Sulit melupakan bukan karena tak berusaha, tapi karena tak ada ruang untuk luka itu benar-benar usai. Nama yang pernah menjadi doa, perlahan berubah menjadi duri dalam sunyi. Dan meski langkah kaki berpindah, ada bagian dari hati yang tetap tak berpaling.
Jejak yang Tidak Pudar
Setiap orang pernah memiliki satu nama yang terlalu dalam tertulis di hati. Nama yang meski tidak lagi disebut, tetap hidup di sela-sela waktu yang lengang. Ia hadir dalam bentuk paling sunyi: bayangan dalam mimpi, suara di tengah sepi, dan perasaan yang tak pernah benar-benar pergi.
BACA JUGA:Diam Sejenak, Dengarkan Diri Sendiri
Seorang psikolog dari Universitas Indonesia, Dr. Retha Arjadi, menyebut bahwa kehilangan emosional yang dalam dapat meninggalkan jejak memori yang sulit dihapus, terutama jika tidak disertai penerimaan yang tuntas. Artinya, melupakan tak hanya soal waktu, tapi proses kesadaran dan penerimaan diri. Sayangnya, banyak yang berjalan tanpa benar-benar melepaskan.
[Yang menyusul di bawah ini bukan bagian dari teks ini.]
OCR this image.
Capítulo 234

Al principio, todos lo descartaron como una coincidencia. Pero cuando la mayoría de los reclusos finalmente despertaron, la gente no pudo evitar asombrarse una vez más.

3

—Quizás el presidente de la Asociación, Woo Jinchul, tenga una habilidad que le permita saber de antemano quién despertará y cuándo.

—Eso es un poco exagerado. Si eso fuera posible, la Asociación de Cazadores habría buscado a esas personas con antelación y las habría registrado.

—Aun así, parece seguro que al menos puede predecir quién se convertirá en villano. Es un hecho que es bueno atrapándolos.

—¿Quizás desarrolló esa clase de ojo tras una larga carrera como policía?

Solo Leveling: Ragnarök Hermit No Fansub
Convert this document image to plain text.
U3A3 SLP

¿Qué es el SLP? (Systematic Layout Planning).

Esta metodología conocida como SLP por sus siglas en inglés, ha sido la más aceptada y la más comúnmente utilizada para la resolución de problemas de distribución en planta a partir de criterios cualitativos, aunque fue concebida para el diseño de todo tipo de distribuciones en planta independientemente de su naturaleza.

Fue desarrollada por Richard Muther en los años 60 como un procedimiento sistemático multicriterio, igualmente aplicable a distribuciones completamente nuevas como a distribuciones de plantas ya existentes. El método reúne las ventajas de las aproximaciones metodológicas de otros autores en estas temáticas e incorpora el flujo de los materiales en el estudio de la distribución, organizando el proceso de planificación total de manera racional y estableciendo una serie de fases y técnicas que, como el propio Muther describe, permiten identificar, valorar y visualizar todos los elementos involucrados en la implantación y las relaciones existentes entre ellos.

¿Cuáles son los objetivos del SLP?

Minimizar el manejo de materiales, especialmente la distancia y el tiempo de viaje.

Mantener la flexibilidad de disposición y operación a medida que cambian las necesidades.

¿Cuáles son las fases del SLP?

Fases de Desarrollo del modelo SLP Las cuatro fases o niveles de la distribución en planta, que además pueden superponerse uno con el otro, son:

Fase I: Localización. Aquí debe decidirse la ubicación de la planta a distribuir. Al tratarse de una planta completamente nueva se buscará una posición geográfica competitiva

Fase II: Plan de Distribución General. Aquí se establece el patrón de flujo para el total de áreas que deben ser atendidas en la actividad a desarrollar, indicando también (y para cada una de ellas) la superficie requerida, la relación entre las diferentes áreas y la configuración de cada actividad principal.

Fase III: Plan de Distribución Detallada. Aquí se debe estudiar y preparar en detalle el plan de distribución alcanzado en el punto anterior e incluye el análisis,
Kadang kita menyimpan rindu seperti rahasia, berharap waktu akan mengecilkannya. Tapi rindu, seperti api kecil dalam ruang gelap, justru menyala ketika tak dijaga. Dan dari sanalah luka bertahan, hidup dalam diam yang paling menyakitkan.
Ada yang berusaha dengan tawa, dengan kesibukan, bahkan dengan cinta baru. Tapi luka yang dulu terlalu dalam tak bisa diusir oleh hal-hal yang palsu. Karena perasaan yang belum selesai akan selalu mencari bentuknya kembali.
Begitulah luka bekerja: ia menunggu kesempatan paling lemah untuk muncul lagi. Dan ketika malam sunyi datang, kita tak bisa berbohong pada diri sendiri. Bahwa di balik senyum, ada duka yang tak pernah benar-benar reda.
Melupakan bukan berarti menghapus, melainkan belajar hidup berdampingan dengan kehilangan. Tapi tidak semua orang bisa mencapai tahap itu. Ada yang memilih berdamai, ada pula yang hanya mampu berpura-pura.
Luka yang Diam-diam Tinggal
Dalam hidup, ada yang pergi tapi tak pernah benar-benar lenyap. Mereka tinggal dalam kenangan, dalam benda-benda kecil yang dulu tak berarti, dalam jalan yang dulu dilewati bersama. Setiap sudut menjadi pengingat, setiap hari menjadi ujian untuk tidak mengingat.
Bahkan ketika tidak lagi mencintai, kenangan tetap bertahan. Karena yang sakit bukan hanya kehilangan cinta, tapi kehilangan bagian dari diri yang pernah percaya. Dan dari situlah, refleksi diri mulai tumbuh perlahan.